Monday, January 29, 2018

Movie Reaction: Hostiles


I think I get the appeal of westerns. It's not really the cowboys and Indians that keep people coming back to the genre. It's the open and unexplored country; the seemingly endless frontier. A man can get on a horse, go to a new town, and become a new man. It's the beginning of civilization out there. When I think about it, the appeal of the Western hasn't really gone away. It's just moved to another genre: the zombie apocalypse movie. Think about it. Both genres are about trying to survive a harsh and unforgiving world without the comfort of civilization. In Westerns, they are navigating the perils of gangs of bandits or Native Americans. In Zombie movies, it's, well, zombies that are after them. The overall appeal is the same. These films are about testing your mettle and the triumph of the human spirit (or the collapse of it). Too bad that realization wasn't enough to get me to like Hostiles.

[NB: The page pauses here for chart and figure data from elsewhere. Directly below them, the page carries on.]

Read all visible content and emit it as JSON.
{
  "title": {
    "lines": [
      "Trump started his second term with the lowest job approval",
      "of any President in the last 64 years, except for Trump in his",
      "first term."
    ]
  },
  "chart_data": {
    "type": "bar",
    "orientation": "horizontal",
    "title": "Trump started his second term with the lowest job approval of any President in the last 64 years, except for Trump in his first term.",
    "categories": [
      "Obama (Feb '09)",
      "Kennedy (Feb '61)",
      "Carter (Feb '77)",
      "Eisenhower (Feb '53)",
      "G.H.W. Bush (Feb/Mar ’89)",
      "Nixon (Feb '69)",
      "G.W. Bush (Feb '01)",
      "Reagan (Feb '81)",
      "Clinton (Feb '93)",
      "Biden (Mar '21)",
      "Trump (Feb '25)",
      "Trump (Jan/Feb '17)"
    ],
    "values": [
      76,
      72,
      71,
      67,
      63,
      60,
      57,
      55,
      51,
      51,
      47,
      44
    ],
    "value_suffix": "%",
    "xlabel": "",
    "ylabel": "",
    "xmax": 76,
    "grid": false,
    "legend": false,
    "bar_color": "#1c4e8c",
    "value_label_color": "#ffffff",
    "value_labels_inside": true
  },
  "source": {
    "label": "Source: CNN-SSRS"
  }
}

Hostiles takes places in the 1890s. Joseph Blocker (Christian Bale) is a particularly ruthless Army captain, known for his ability to track down Indians. As his last job before retirement, he's tasked with transporting an equally notorious and now freed Indian chief and his family from New Mexico to his homeland in Montana. This chief is responsible for killing several of Blocker's friends over the years. Needless to say, Blocker is not excited about this job. He accepts it because it's the only way he'll earn his pension. During this long journey, Blocker and company find a woman (Rosamund Pike) who's family was recently killed by an even more ruthless Indian tribe. The woman, Rosalie Quaid is in shock. Blocker convinces her to join their convoy until he can get her to safety. The film is episodic. The through line is this journey to Montana. There are many smaller stories though like fighting the Indians who killed Rosalie's family, transporting a murderer played by Ben Foster, and a late run in with some Montana homesteaders. That structure works for the film.

Despite a really spectacular cast, the performances are what I had the most trouble with. Really, it's a great cast. Jesse Plemons and Timothee Chalamet are soldiers under Blocker's command. Wes Studi and Adam Beach are the Indian chief and his son. Bill Camp and Scott Wilson have blink-and-you'll-miss-them roles. There's a number of other actors I'm less familiar with like Rory Cochrane, Jonathan Majors, and Ryan Bingham with significant roles. All this in addition to Oscar winner Christian Bale, Oscar nominee Rosamund Pike, and consistent Oscar snub Ben Foster. By and large, no one is used all that well. It's dispiriting to see Chalamet with such an insignificant role after seeing what he did in Call Me By YourName. Bale gets some good stiff upper lip moments and not much else. Plemons plays his his first remorseful killer in his career, which is nice to see after years of playing cold-blooded monsters like neo-Nazi Todd in Break Bad and Landry "Lance" Clarke in Friday Night Lights. Ben Foster is picked right out of a half dozen other movies I've seen him in (3:10 to Yuma and Hell or High Water come immediately to mind). The person who comes off looking the worst though is Rosamund Pike. She is a terrific actress, however she's asked to do things throughout this film that I'm not sure anyone could pull off. The film begins with the slaughter of her family. It's too early for us to have any attachment to the characters and it's almost comical how only she is able to survive the attack. I'm thinking of one perfectly placed gunshot that has "convenience" written all over it. She then has to be hysterical for the next 30 minutes and plays it BIG. Maybe with an actress who I didn't associate so much with strength and steely resolve, it would've come off as more authentic. As it is, it felt like director Scott Cooper just went with her most exaggerated take for each of those scenes. She eventually levels out and is much better, although I'm not sure I buy the character transformation.

This film hasn't made me that excited to catch up on Scott Coopers other films (Crazy/Heart, Out of the Furnace, Black Mass). Hostiles is more of an amalgam of other westerns than something all its own. Too often is tells rather than shows (Bale has several conversations with characters who are relative strangers to the audience about all the years they've worked together as if I'm supposed to care. I'd rather they let the audience figure out the history from the performances). It captures a decent amount of the beauty of the Western frontier, although a lot of the sets looked like sets on a movie. They didn't feel lived in, although I'll accept that some of that is a choice made to reflect the impermanence of life in the West. The end of the film forces Bale into a decision that doesn't even make any sense: whether he should be on his own or be with Rosamund Pike. There's only one choice that makes any sense. Beyond some of the genre thrills, there wasn't enough in Hostiles for me to enjoy and the thematic elements never hit hard enough to make an impact.